Those of you who know me in real life will be aware that I’ve moved to Sydney, Australia. Here I’m working for a consultancy called Servian, who I’m writing this post on behalf of. You can learn more about Servian on the website.
This post covers using Google Datalab, BigQuery, and TensorFlow to perform some machine learning.
I visited New York for the first time last year, and had heaps of fun there riding around on the city hire bikes. There’s a photo of my partner and I riding over the Williamsburg bridge which captures how much fun we had. One frustrating aspect of the experience was finding a pair of bikes. Oftentimes, I’d look at the map available in the app and see two bikes close by. Usually, when we got there, the bikes were gone or maybe just one bike was gone, and it was pretty frustrating sometimes.

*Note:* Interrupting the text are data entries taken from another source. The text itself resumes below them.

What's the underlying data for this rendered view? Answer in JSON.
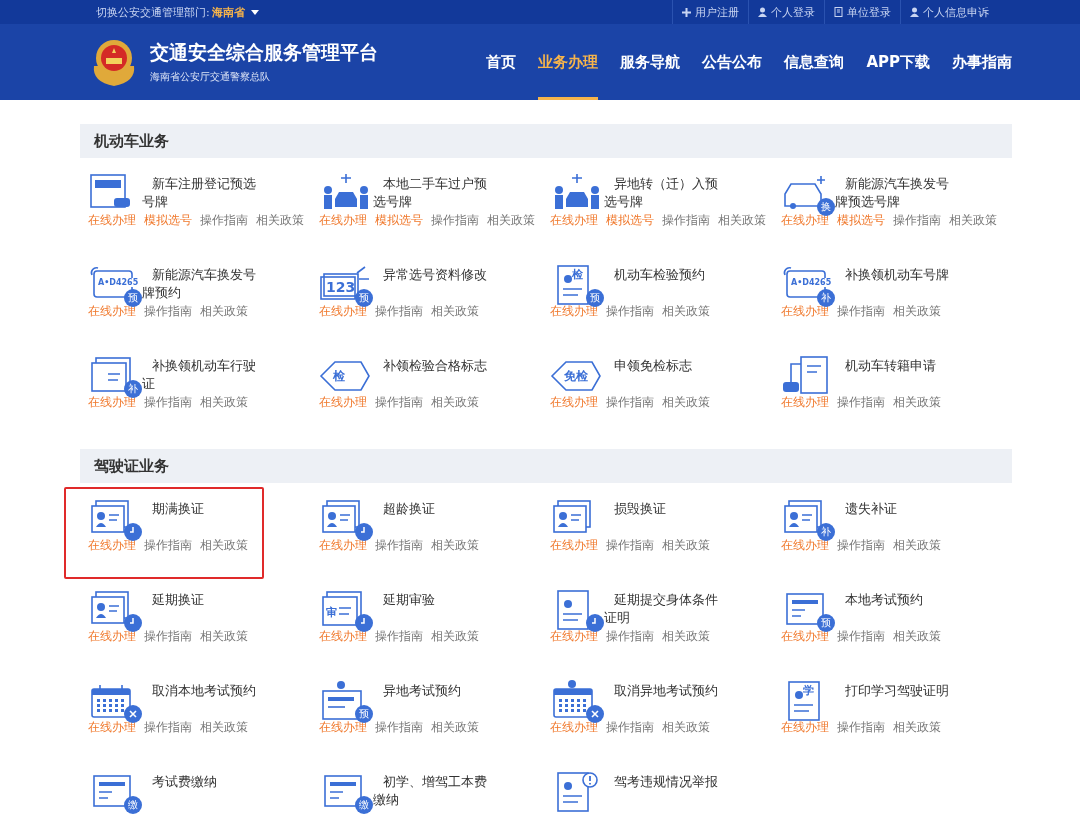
{
  "topbar": {
    "label": "切换公安交通管理部门:",
    "region": "海南省",
    "links": [
      {
        "label": "用户注册"
      },
      {
        "label": "个人登录"
      },
      {
        "label": "单位登录"
      },
      {
        "label": "个人信息申诉"
      }
    ]
  },
  "header": {
    "title": "交通安全综合服务管理平台",
    "subtitle": "海南省公安厅交通警察总队",
    "nav": [
      {
        "label": "首页",
        "selected": false
      },
      {
        "label": "业务办理",
        "selected": true
      },
      {
        "label": "服务导航",
        "selected": false
      },
      {
        "label": "公告公布",
        "selected": false
      },
      {
        "label": "信息查询",
        "selected": false
      },
      {
        "label": "APP下载",
        "selected": false
      },
      {
        "label": "办事指南",
        "selected": false
      }
    ]
  },
  "sections": [
    {
      "title": "机动车业务",
      "items": [
        {
          "title": "新车注册登记预选号牌",
          "highlighted": false,
          "links": [
            {
              "label": "在线办理",
              "kind": "action"
            },
            {
              "label": "模拟选号",
              "kind": "action"
            },
            {
              "label": "操作指南",
              "kind": "info"
            },
            {
              "label": "相关政策",
              "kind": "info"
            }
          ]
        },
        {
          "title": "本地二手车过户预选号牌",
          "highlighted": false,
          "links": [
            {
              "label": "在线办理",
              "kind": "action"
            },
            {
              "label": "模拟选号",
              "kind": "action"
            },
            {
              "label": "操作指南",
              "kind": "info"
            },
            {
              "label": "相关政策",
              "kind": "info"
            }
          ]
        },
        {
          "title": "异地转（迁）入预选号牌",
          "highlighted": false,
          "links": [
            {
              "label": "在线办理",
              "kind": "action"
            },
            {
              "label": "模拟选号",
              "kind": "action"
            },
            {
              "label": "操作指南",
              "kind": "info"
            },
            {
              "label": "相关政策",
              "kind": "info"
            }
          ]
        },
        {
          "title": "新能源汽车换发号牌预选号牌",
          "badge": {
            "kind": "text",
            "text": "换"
          },
          "highlighted": false,
          "links": [
            {
              "label": "在线办理",
              "kind": "action"
            },
            {
              "label": "模拟选号",
              "kind": "action"
            },
            {
              "label": "操作指南",
              "kind": "info"
            },
            {
              "label": "相关政策",
              "kind": "info"
            }
          ]
        },
        {
          "title": "新能源汽车换发号牌预约",
          "icon_label": "A•D4265",
          "badge": {
            "kind": "text",
            "text": "预"
          },
          "highlighted": false,
          "links": [
            {
              "label": "在线办理",
              "kind": "action"
            },
            {
              "label": "操作指南",
              "kind": "info"
            },
            {
              "label": "相关政策",
              "kind": "info"
            }
          ]
        },
        {
          "title": "异常选号资料修改",
          "icon_label": "123",
          "badge": {
            "kind": "text",
            "text": "预"
          },
          "highlighted": false,
          "links": [
            {
              "label": "在线办理",
              "kind": "action"
            },
            {
              "label": "操作指南",
              "kind": "info"
            },
            {
              "label": "相关政策",
              "kind": "info"
            }
          ]
        },
        {
          "title": "机动车检验预约",
          "icon_label": "检",
          "badge": {
            "kind": "text",
            "text": "预"
          },
          "highlighted": false,
          "links": [
            {
              "label": "在线办理",
              "kind": "action"
            },
            {
              "label": "操作指南",
              "kind": "info"
            },
            {
              "label": "相关政策",
              "kind": "info"
            }
          ]
        },
        {
          "title": "补换领机动车号牌",
          "icon_label": "A•D4265",
          "badge": {
            "kind": "text",
            "text": "补"
          },
          "highlighted": false,
          "links": [
            {
              "label": "在线办理",
              "kind": "action"
            },
            {
              "label": "操作指南",
              "kind": "info"
            },
            {
              "label": "相关政策",
              "kind": "info"
            }
          ]
        },
        {
          "title": "补换领机动车行驶证",
          "badge": {
            "kind": "text",
            "text": "补"
          },
          "highlighted": false,
          "links": [
            {
              "label": "在线办理",
              "kind": "action"
            },
            {
              "label": "操作指南",
              "kind": "info"
            },
            {
              "label": "相关政策",
              "kind": "info"
            }
          ]
        },
        {
          "title": "补领检验合格标志",
          "icon_label": "检",
          "highlighted": false,
          "links": [
            {
              "label": "在线办理",
              "kind": "action"
            },
            {
              "label": "操作指南",
              "kind": "info"
            },
            {
              "label": "相关政策",
              "kind": "info"
            }
          ]
        },
        {
          "title": "申领免检标志",
          "icon_label": "免检",
          "highlighted": false,
          "links": [
            {
              "label": "在线办理",
              "kind": "action"
            },
            {
              "label": "操作指南",
              "kind": "info"
            },
            {
              "label": "相关政策",
              "kind": "info"
            }
          ]
        },
        {
          "title": "机动车转籍申请",
          "highlighted": false,
          "links": [
            {
              "label": "在线办理",
              "kind": "action"
            },
            {
              "label": "操作指南",
              "kind": "info"
            },
            {
              "label": "相关政策",
              "kind": "info"
            }
          ]
        }
      ]
    },
    {
      "title": "驾驶证业务",
      "items": [
        {
          "title": "期满换证",
          "badge": {
            "kind": "clock"
          },
          "highlighted": true,
          "links": [
            {
              "label": "在线办理",
              "kind": "action"
            },
            {
              "label": "操作指南",
              "kind": "info"
            },
            {
              "label": "相关政策",
              "kind": "info"
            }
          ]
        },
        {
          "title": "超龄换证",
          "badge": {
            "kind": "clock"
          },
          "highlighted": false,
          "links": [
            {
              "label": "在线办理",
              "kind": "action"
            },
            {
              "label": "操作指南",
              "kind": "info"
            },
            {
              "label": "相关政策",
              "kind": "info"
            }
          ]
        },
        {
          "title": "损毁换证",
          "highlighted": false,
          "links": [
            {
              "label": "在线办理",
              "kind": "action"
            },
            {
              "label": "操作指南",
              "kind": "info"
            },
            {
              "label": "相关政策",
              "kind": "info"
            }
          ]
        },
        {
          "title": "遗失补证",
          "badge": {
            "kind": "text",
            "text": "补"
          },
          "highlighted": false,
          "links": [
            {
              "label": "在线办理",
              "kind": "action"
            },
            {
              "label": "操作指南",
              "kind": "info"
            },
            {
              "label": "相关政策",
              "kind": "info"
            }
          ]
        },
        {
          "title": "延期换证",
          "badge": {
            "kind": "clock"
          },
          "highlighted": false,
          "links": [
            {
              "label": "在线办理",
              "kind": "action"
            },
            {
              "label": "操作指南",
              "kind": "info"
            },
            {
              "label": "相关政策",
              "kind": "info"
            }
          ]
        },
        {
          "title": "延期审验",
          "icon_label": "审",
          "badge": {
            "kind": "clock"
          },
          "highlighted": false,
          "links": [
            {
              "label": "在线办理",
              "kind": "action"
            },
            {
              "label": "操作指南",
              "kind": "info"
            },
            {
              "label": "相关政策",
              "kind": "info"
            }
          ]
        },
        {
          "title": "延期提交身体条件证明",
          "badge": {
            "kind": "clock"
          },
          "highlighted": false,
          "links": [
            {
              "label": "在线办理",
              "kind": "action"
            },
            {
              "label": "操作指南",
              "kind": "info"
            },
            {
              "label": "相关政策",
              "kind": "info"
            }
          ]
        },
        {
          "title": "本地考试预约",
          "badge": {
            "kind": "text",
            "text": "预"
          },
          "highlighted": false,
          "links": [
            {
              "label": "在线办理",
              "kind": "action"
            },
            {
              "label": "操作指南",
              "kind": "info"
            },
            {
              "label": "相关政策",
              "kind": "info"
            }
          ]
        },
        {
          "title": "取消本地考试预约",
          "badge": {
            "kind": "cancel"
          },
          "highlighted": false,
          "links": [
            {
              "label": "在线办理",
              "kind": "action"
            },
            {
              "label": "操作指南",
              "kind": "info"
            },
            {
              "label": "相关政策",
              "kind": "info"
            }
          ]
        },
        {
          "title": "异地考试预约",
          "badge": {
            "kind": "text",
            "text": "预"
          },
          "highlighted": false,
          "links": [
            {
              "label": "在线办理",
              "kind": "action"
            },
            {
              "label": "操作指南",
              "kind": "info"
            },
            {
              "label": "相关政策",
              "kind": "info"
            }
          ]
        },
        {
          "title": "取消异地考试预约",
          "badge": {
            "kind": "cancel"
          },
          "highlighted": false,
          "links": [
            {
              "label": "在线办理",
              "kind": "action"
            },
            {
              "label": "操作指南",
              "kind": "info"
            },
            {
              "label": "相关政策",
              "kind": "info"
            }
          ]
        },
        {
          "title": "打印学习驾驶证明",
          "icon_label": "学",
          "highlighted": false,
          "links": [
            {
              "label": "在线办理",
              "kind": "action"
            },
            {
              "label": "操作指南",
              "kind": "info"
            },
            {
              "label": "相关政策",
              "kind": "info"
            }
          ]
        },
        {
          "title": "考试费缴纳",
          "badge": {
            "kind": "text",
            "text": "缴"
          },
          "highlighted": false
        },
        {
          "title": "初学、增驾工本费缴纳",
          "badge": {
            "kind": "text",
            "text": "缴"
          },
          "highlighted": false
        },
        {
          "title": "驾考违规情况举报",
          "badge": {
            "kind": "alert"
          },
          "highlighted": false
        }
      ]
    }
  ]
}
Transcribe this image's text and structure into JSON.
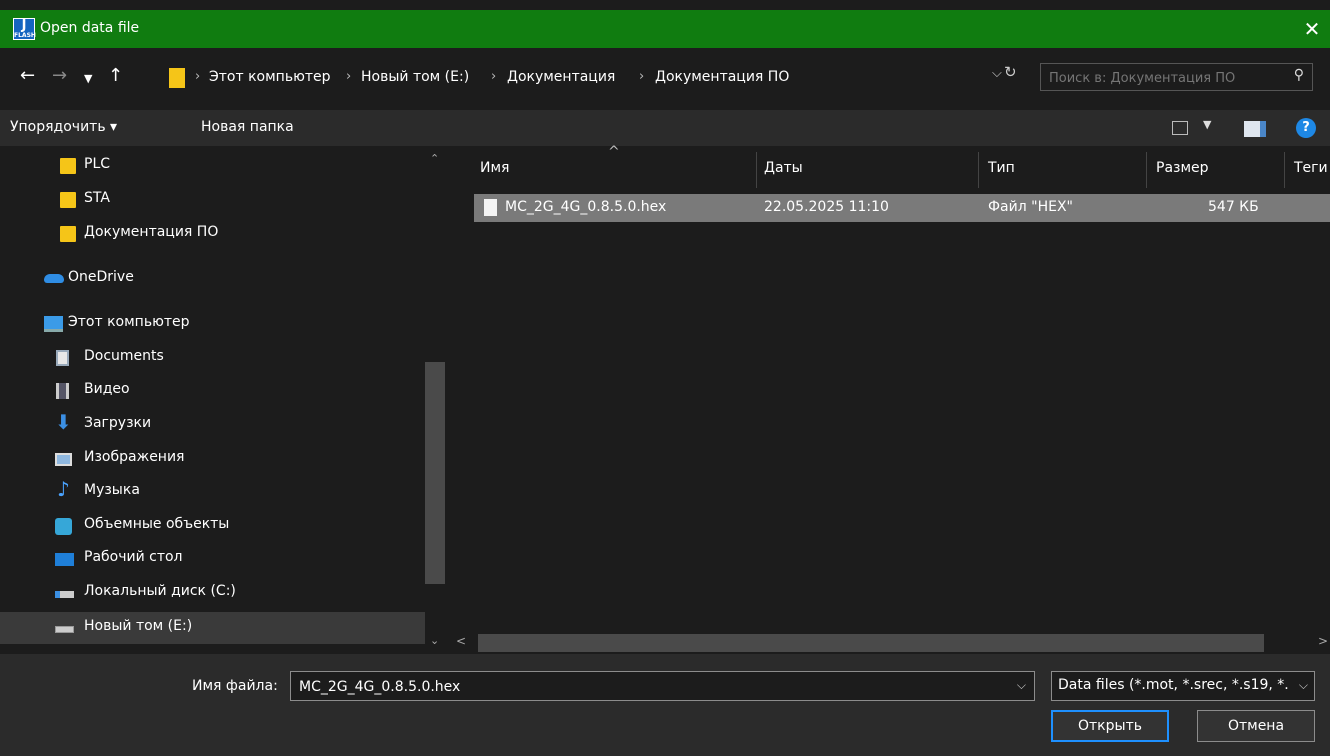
{
  "window": {
    "title": "Open data file",
    "app_icon_text": "J",
    "app_icon_sub": "FLASH"
  },
  "address": {
    "crumbs": [
      "Этот компьютер",
      "Новый том (E:)",
      "Документация",
      "Документация ПО"
    ],
    "separator": "›"
  },
  "search": {
    "placeholder": "Поиск в: Документация ПО"
  },
  "toolbar": {
    "organize": "Упорядочить ▾",
    "new_folder": "Новая папка",
    "help": "?"
  },
  "nav": {
    "items": [
      {
        "label": "PLC",
        "icon": "folder-icon"
      },
      {
        "label": "STA",
        "icon": "folder-icon"
      },
      {
        "label": "Документация ПО",
        "icon": "folder-icon"
      },
      {
        "label": "OneDrive",
        "icon": "cloud-icon"
      },
      {
        "label": "Этот компьютер",
        "icon": "computer-icon"
      },
      {
        "label": "Documents",
        "icon": "documents-icon"
      },
      {
        "label": "Видео",
        "icon": "video-icon"
      },
      {
        "label": "Загрузки",
        "icon": "download-icon"
      },
      {
        "label": "Изображения",
        "icon": "pictures-icon"
      },
      {
        "label": "Музыка",
        "icon": "music-icon"
      },
      {
        "label": "Объемные объекты",
        "icon": "3d-objects-icon"
      },
      {
        "label": "Рабочий стол",
        "icon": "desktop-icon"
      },
      {
        "label": "Локальный диск (C:)",
        "icon": "drive-icon"
      },
      {
        "label": "Новый том (E:)",
        "icon": "drive-icon"
      }
    ]
  },
  "columns": {
    "name": "Имя",
    "date": "Даты",
    "type": "Тип",
    "size": "Размер",
    "tags": "Теги"
  },
  "files": [
    {
      "name": "MC_2G_4G_0.8.5.0.hex",
      "date": "22.05.2025 11:10",
      "type": "Файл \"HEX\"",
      "size": "547 КБ"
    }
  ],
  "bottom": {
    "filename_label": "Имя файла:",
    "filename_value": "MC_2G_4G_0.8.5.0.hex",
    "filter": "Data files (*.mot, *.srec, *.s19, *.",
    "open": "Открыть",
    "cancel": "Отмена"
  },
  "colors": {
    "titlebar": "#107c10",
    "background": "#1c1c1c",
    "toolbar": "#2b2b2b",
    "selection": "#7a7a7a",
    "accent": "#1e90ff"
  }
}
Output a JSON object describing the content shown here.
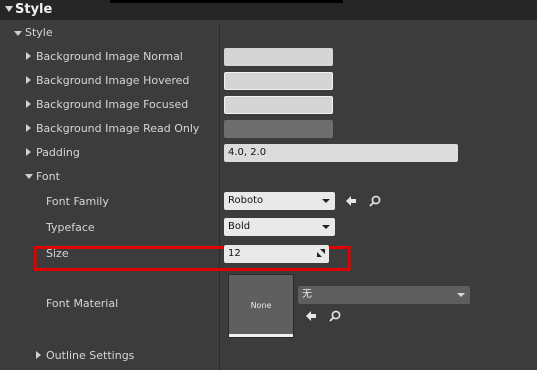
{
  "header": {
    "title": "Style"
  },
  "section": {
    "title": "Style"
  },
  "rows": {
    "bg_normal": "Background Image Normal",
    "bg_hovered": "Background Image Hovered",
    "bg_focused": "Background Image Focused",
    "bg_readonly": "Background Image Read Only",
    "padding": "Padding",
    "font": "Font",
    "font_family": "Font Family",
    "typeface": "Typeface",
    "size": "Size",
    "font_material": "Font Material",
    "outline_settings": "Outline Settings"
  },
  "values": {
    "padding": "4.0, 2.0",
    "font_family": "Roboto",
    "typeface": "Bold",
    "size": "12",
    "font_material_selected": "无",
    "thumbnail_label": "None"
  },
  "colors": {
    "highlight": "#e00000",
    "background": "#3c3c3c",
    "header": "#262626"
  }
}
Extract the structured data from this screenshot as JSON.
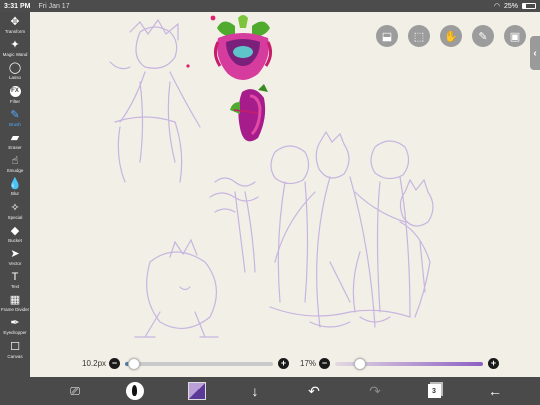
{
  "status": {
    "time": "3:31 PM",
    "date": "Fri Jan 17",
    "battery": "25%"
  },
  "tools": [
    {
      "name": "transform",
      "label": "Transform",
      "glyph": "✥",
      "active": false
    },
    {
      "name": "magic-wand",
      "label": "Magic Wand",
      "glyph": "✦",
      "active": false
    },
    {
      "name": "lasso",
      "label": "Lasso",
      "glyph": "◯",
      "active": false
    },
    {
      "name": "filter",
      "label": "Filter",
      "glyph": "FX",
      "active": false
    },
    {
      "name": "brush",
      "label": "Brush",
      "glyph": "✎",
      "active": true
    },
    {
      "name": "eraser",
      "label": "Eraser",
      "glyph": "▰",
      "active": false
    },
    {
      "name": "smudge",
      "label": "Smudge",
      "glyph": "☝",
      "active": false
    },
    {
      "name": "blur",
      "label": "Blur",
      "glyph": "💧",
      "active": false
    },
    {
      "name": "special",
      "label": "Special",
      "glyph": "✧",
      "active": false
    },
    {
      "name": "bucket",
      "label": "Bucket",
      "glyph": "◆",
      "active": false
    },
    {
      "name": "vector",
      "label": "Vector",
      "glyph": "➤",
      "active": false
    },
    {
      "name": "text",
      "label": "Text",
      "glyph": "T",
      "active": false
    },
    {
      "name": "frame-divider",
      "label": "Frame Divider",
      "glyph": "▦",
      "active": false
    },
    {
      "name": "eyedropper",
      "label": "Eyedropper",
      "glyph": "✒",
      "active": false
    },
    {
      "name": "canvas",
      "label": "Canvas",
      "glyph": "☐",
      "active": false
    }
  ],
  "brush_size": {
    "label": "10.2px",
    "fraction": 0.06
  },
  "opacity": {
    "label": "17%",
    "fraction": 0.17
  },
  "colors": {
    "toolbar": "#4a4a4a",
    "active": "#55aaff",
    "slider_track": "#5a7da8",
    "opacity_track": "#8d5fc4",
    "paper": "#f2efe7"
  },
  "layers_count": "3"
}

At Servian, I’ve been investing some time in learning the basics of the Google Cloud Platform. In this post, I’ll share how I’ve combined Cloud Datalab, which is essentially a hosted Python notebook environment, BigQuery for fast SQL access to large datasets, and TensorFlow for machine learning. All of this will be to build a set of models which can be used to predict if a bike hire station in San Francisco will have at least two bikes available in a period of time.
There are two reasons why I’m working on data from San Francisco, firstly and most importantly there’s a very large dataset publicly available on BigQuery which covers the state of the bike hire scheme over a period of years, and secondly because I hope to visit San Francisco before long and maybe this can make my trip a little less frustrating.
Importantly, all code I wrote for this blog post is available publicly on GitHub, and the Python notebook runs on Google Cloud Datalab.
Exploratory Data Analysis
It’s a good idea with any new dataset to have a look around. The data I’m using comes from two publicly available BigQuery datasets, bigquery-public-data.san_francisco.bikeshare_stations and bigquery-public-data.san_francisco.bikeshare_status. We can quickly explore these tables in the notebook:
Initial time series analysis
There is a time series table, bikeshare_status, logging the number of bikes available at one point in time. Hopefully, that data will have a similar time window for each of the stations in the scheme.
From here on, I won’t always show how the charts were created as it’s very similar to the two examples I have shared. All the code can be found on GitHub.
That’s not a very long time. How odd, is this station an anomaly or are there other stations with more data?
Yes — this distribution for all stations is pretty different than for this station, and a different station has a distribution which matches the global distribution:
We can also see that almost all stations have a great many days represented:
With most time series, the data is seasonal, by which I mean
a pattern, variation, or fluctuation that is correlated with a season, day of the week, or other period of time
Both days of the week and hours of the day display a seasonal component:
A reasonably frustrating moment came when I was making these plots and I wanted to drop the legend from the plot. The Datalab chart API is really poorly documented and it took me a while to work out how to pass the JSON options to remove the legend. Examples of this are visible in the notebook screengrabs above, and this is the pattern I followed:
%chart chart-type --data data-set more-options
... more JSON options ...
Exploring geospatial data
These data also have a geospatial component, so I took the opportunity to plot it with folium, a fairly neat package for visualising geospatial data. I wanted to see if the location of a bikeshare station was important in determining its availability. I heat mapped the number of bikes available at each station between 18:00 and 19:00.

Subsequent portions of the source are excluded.